Greek mythological figure

In Greek mythology, King Cercaphus (Κέρκαφος) of Rhodes was one of the Heliadae, sons of Helios and Rhodos, personification of the island.

== Mythology ==
Cercaphus and his brothers Ochimus, Tenages, Macareus, Actis, Triopas, Candalus (Nonnus adds Auges and Thrinax) surpassed all other men as astrologers and seafarers. The most highly endowed of them, Tenages was killed by Macareus, Actis, Triopas and Candalus who were envious of him. When their treacherous act became known, these four murderers took flight to other lands and established themselves as kings and founders there.
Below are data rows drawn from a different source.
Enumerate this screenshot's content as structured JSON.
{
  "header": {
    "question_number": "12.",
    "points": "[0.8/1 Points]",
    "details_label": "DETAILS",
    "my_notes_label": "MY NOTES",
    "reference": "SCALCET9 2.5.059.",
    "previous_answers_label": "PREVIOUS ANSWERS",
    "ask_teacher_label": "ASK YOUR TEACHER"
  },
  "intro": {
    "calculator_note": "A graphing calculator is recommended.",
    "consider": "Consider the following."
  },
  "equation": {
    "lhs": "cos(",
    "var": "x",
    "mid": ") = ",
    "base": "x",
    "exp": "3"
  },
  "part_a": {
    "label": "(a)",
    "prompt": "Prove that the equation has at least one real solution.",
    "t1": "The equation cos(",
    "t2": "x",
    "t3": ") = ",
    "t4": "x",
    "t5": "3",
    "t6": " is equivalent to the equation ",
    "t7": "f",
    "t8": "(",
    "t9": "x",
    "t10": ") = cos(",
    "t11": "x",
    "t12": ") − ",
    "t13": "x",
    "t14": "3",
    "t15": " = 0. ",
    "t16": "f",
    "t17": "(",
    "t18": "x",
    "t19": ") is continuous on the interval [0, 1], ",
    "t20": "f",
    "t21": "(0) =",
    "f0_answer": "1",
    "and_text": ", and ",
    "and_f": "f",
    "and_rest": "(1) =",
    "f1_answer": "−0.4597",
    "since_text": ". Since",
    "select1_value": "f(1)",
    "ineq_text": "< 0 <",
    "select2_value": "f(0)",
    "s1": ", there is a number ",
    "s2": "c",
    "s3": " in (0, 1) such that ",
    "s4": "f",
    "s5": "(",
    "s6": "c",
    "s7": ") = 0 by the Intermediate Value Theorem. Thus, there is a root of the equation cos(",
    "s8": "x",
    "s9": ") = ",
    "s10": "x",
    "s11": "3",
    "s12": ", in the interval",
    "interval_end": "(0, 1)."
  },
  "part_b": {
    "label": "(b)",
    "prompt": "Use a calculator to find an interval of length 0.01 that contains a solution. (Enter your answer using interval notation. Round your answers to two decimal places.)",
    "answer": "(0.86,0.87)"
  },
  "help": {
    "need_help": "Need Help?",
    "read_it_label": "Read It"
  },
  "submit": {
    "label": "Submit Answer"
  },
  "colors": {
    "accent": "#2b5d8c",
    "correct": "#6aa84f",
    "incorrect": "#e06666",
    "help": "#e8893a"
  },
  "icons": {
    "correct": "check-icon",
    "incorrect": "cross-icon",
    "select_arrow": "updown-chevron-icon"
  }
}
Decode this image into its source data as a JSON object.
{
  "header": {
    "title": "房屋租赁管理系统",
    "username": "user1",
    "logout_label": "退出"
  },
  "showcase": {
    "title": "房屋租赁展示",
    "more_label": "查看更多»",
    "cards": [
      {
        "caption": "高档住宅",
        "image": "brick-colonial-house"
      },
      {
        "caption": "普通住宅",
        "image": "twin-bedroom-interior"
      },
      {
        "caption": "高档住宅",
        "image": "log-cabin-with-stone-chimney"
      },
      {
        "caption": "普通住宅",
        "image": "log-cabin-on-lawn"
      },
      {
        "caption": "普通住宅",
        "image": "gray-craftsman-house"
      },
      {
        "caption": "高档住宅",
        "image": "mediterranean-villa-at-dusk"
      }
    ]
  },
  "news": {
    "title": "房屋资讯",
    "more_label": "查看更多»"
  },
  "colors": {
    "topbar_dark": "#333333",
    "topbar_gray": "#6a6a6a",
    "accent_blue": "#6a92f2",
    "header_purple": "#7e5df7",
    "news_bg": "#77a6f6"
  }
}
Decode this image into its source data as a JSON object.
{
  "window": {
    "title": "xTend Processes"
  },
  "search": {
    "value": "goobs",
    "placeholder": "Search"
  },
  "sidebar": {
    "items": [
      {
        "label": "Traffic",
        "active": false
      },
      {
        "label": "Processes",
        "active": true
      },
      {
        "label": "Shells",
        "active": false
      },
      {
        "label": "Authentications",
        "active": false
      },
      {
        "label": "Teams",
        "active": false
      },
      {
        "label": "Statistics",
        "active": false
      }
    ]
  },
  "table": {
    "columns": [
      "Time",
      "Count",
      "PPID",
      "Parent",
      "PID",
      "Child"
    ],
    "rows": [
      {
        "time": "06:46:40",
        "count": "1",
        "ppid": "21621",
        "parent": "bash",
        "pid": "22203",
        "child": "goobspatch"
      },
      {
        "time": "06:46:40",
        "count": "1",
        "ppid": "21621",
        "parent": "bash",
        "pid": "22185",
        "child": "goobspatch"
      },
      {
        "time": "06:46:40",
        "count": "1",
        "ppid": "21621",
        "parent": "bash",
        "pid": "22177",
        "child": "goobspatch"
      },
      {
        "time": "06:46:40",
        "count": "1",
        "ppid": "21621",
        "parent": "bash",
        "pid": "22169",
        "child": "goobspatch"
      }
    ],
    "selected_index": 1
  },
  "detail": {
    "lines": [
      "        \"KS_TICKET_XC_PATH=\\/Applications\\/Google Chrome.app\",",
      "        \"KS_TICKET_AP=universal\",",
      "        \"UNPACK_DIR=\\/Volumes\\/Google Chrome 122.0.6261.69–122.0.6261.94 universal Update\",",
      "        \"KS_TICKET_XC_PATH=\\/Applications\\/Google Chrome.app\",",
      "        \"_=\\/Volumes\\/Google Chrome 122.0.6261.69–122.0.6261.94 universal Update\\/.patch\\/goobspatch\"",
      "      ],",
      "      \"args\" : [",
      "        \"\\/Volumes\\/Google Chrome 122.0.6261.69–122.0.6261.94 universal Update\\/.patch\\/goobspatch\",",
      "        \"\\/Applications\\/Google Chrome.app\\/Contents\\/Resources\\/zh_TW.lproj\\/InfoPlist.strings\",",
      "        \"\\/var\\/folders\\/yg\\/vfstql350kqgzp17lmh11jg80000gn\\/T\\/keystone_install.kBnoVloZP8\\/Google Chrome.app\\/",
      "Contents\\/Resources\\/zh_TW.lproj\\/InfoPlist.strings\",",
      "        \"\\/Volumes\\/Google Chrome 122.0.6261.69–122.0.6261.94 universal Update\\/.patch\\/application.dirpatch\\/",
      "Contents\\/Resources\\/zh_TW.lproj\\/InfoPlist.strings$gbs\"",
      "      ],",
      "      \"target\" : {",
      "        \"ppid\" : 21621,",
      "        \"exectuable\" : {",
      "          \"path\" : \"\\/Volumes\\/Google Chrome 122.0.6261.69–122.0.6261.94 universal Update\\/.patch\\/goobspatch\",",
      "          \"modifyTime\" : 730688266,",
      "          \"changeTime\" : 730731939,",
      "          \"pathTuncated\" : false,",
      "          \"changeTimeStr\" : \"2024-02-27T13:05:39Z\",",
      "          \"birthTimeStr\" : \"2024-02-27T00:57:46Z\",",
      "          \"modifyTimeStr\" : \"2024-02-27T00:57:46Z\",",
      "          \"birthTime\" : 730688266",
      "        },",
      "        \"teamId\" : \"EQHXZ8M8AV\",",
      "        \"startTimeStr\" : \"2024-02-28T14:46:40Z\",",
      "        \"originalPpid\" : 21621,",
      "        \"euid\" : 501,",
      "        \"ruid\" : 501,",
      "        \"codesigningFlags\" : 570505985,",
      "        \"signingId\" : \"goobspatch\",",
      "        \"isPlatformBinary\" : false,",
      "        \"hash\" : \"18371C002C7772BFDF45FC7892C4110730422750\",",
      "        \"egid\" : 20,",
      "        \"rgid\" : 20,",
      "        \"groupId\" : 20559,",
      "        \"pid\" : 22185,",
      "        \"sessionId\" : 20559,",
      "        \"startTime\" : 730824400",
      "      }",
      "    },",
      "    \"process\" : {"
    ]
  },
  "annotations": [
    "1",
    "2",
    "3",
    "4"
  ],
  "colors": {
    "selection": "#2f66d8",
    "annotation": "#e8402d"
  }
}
The remaining two who had no hand in the murder, Cercaphus and Ochimus, stayed at the island of Rhodes and made their homes in the territory of Ialysus, where they founded the city of Achaea. There Ochimus being the eldest of the seven became the king. Cercaphus married his niece Cydippe (also known as Cyrbia or Lysippe), daughter of Ochimus and Hegetoria, and subsequently inherited the island. According to an alternate version, because of his love for the maiden who was already engaged by Ochimus to Ocridion, Cercaphus persuaded the herald (for it used to be the custom to use heralds to fetch the brides) to bring Cydippê to him when he received her. When this had been accomplished, Cercaphus kidnapped the girl and did not return her until Ochimus had grown old.

After the death of Cercaphus, his three sons by Cydippe: Lindus, Ialysus and Camirus succeeded to the supreme power. During their lifetime there came a great devastating deluge, in which their mother Cydippe was buried beneath the flood and laid waste. Later on, they divided the island among themselves, and each founded a city they named after themselves (modern Lindus, Ialysos and Kameiros).